Would probably not have made it to the doctor if my wife didn’t make me go. I remember my mother a few days before the appointment saying it sounded like I was diabetic. Well I wasn’t going to be like her (a badly controlled T-1), I was to old to get T-1 and didn’t fit the standard guidelines for T-2. Hell I remember hoping it was some kind of cancer, just so I wouldn’t be like my mother.

Doris you have lived through my greatest fear. I have wondered about getting my girls screened. I know of trialnet, but also wonder if insurance would cover the screening. My wife has PCOS and is showing sings of Thyroid issues(doctor visit soon), I have thyroid issues endo has yet to say if they are autoimmune related yet but assuming it is due to family history of autoimmune issues. I had mentioned screening to my girls doctor before I was DXed now if insurance will cover it I think I will demand it and more then just meter checking, of course the idea of drawing blood from a 2 and 4 yrold makes me squirm.

Part of the problem is ignorance in physicians, sad to say.



I had a decades-long diagnosis of reactive hypoglycemia, wildly irregular periods, a history of a dangerously large ovarian cyst and mild hirsutism starting where none existed before (signs of PCOS), adrenal hyperplasia and a sister already diagnosed with T2, but when I presented a fasting of 110 at my physical (previous fasting BG’s were in the 88 to 91 range) my doctor barked at me for even asking about it



"You’re normal.
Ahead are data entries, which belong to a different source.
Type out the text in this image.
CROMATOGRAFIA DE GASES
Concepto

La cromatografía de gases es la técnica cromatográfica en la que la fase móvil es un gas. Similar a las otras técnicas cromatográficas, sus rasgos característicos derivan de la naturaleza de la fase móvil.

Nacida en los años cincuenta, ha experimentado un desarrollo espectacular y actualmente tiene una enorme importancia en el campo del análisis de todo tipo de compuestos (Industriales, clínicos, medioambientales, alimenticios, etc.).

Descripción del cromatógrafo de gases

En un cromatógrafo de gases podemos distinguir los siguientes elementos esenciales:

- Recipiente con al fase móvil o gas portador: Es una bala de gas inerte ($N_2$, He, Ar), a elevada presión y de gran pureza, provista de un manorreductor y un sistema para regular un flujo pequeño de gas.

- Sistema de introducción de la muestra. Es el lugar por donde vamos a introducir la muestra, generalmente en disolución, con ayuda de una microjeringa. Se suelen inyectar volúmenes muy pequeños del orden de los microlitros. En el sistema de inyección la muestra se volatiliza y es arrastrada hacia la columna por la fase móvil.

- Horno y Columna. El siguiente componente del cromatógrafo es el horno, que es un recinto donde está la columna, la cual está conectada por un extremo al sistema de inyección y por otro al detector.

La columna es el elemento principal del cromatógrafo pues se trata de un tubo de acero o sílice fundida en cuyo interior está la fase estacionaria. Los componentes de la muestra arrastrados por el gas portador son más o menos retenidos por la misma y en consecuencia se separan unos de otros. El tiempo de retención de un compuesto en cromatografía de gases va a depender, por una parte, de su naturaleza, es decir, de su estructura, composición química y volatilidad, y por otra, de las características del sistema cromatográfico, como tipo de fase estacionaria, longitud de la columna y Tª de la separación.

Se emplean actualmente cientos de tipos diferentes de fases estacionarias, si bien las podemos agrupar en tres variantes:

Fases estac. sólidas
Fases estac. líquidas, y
Normal." She was really nasty to me for even asking, treating me like a super-irritating hypochondriac about it.



Of course, less than two years later I was diagnosed with T2. If she’d done further testing, she probably would have found elevated insulin, elevated c-peptide, elevated post-prandials – all the reasons she’d need to at least start me on metformin, a lower carb diet and a serious walking program.



Who knows what damage happened to me in the five to ten years before diagnosis?



I don’t think we can assume that all the undiagnosed people out there couldn’t be diagnosed already – if their doctors were attentive to the signs already being presented to them.

Glad it wasn’t cancer, Anonymous Jim. Yikes. :-?

My first cousin was diagnosed T2 this past December via a retinopathy blow-out. He almost lost the sight in that eye, and the other was ready to blow.

He knew better. His father has T2, two of his first cousins have T2, he’s quite heavy and sedentary. He had to know something was up: thirst, waking over and over in the night to pee, exhaustion, blurry vision.

But he didn’t go in until he almost went blind – at 44. Yikes!!! I was shocked to find out that he hadn’t been tested. For goodness sakes, his father has test meters lying all around the house. My uncle and I talk about diabetes all the time, sharing tricks and ideas: cinnamon, low-carb diets, Lantus, walking programs. I know my cousin has heard it all.

He had to move in with his parents and almost lost his independence: no driving, living with his aging parents, being unable to work or read or walk anywhere by himself or even watch a movie. Three laser surgeries later, he’s much better, but boy did he ever dodge a bullet?!?!!

Why did he let it get this far? I guess he just didn’t want to know. How many people are like that? They know they should get tested, but they’re afraid to find out the truth.

I was diagnosed in 2002. I never had a doctor take the up-creep in my fasting values seriously until diagnosis at the magic number of 127. I don’t understand why they were so reluctant to see the trend before that.

LOL true. I do have a friend who just finished Chemotherapy that will point out no and then that at least he is in remission and after five years is considered cure, well I will always have to take shots. Of course I then just ask him how bad are his medical bills.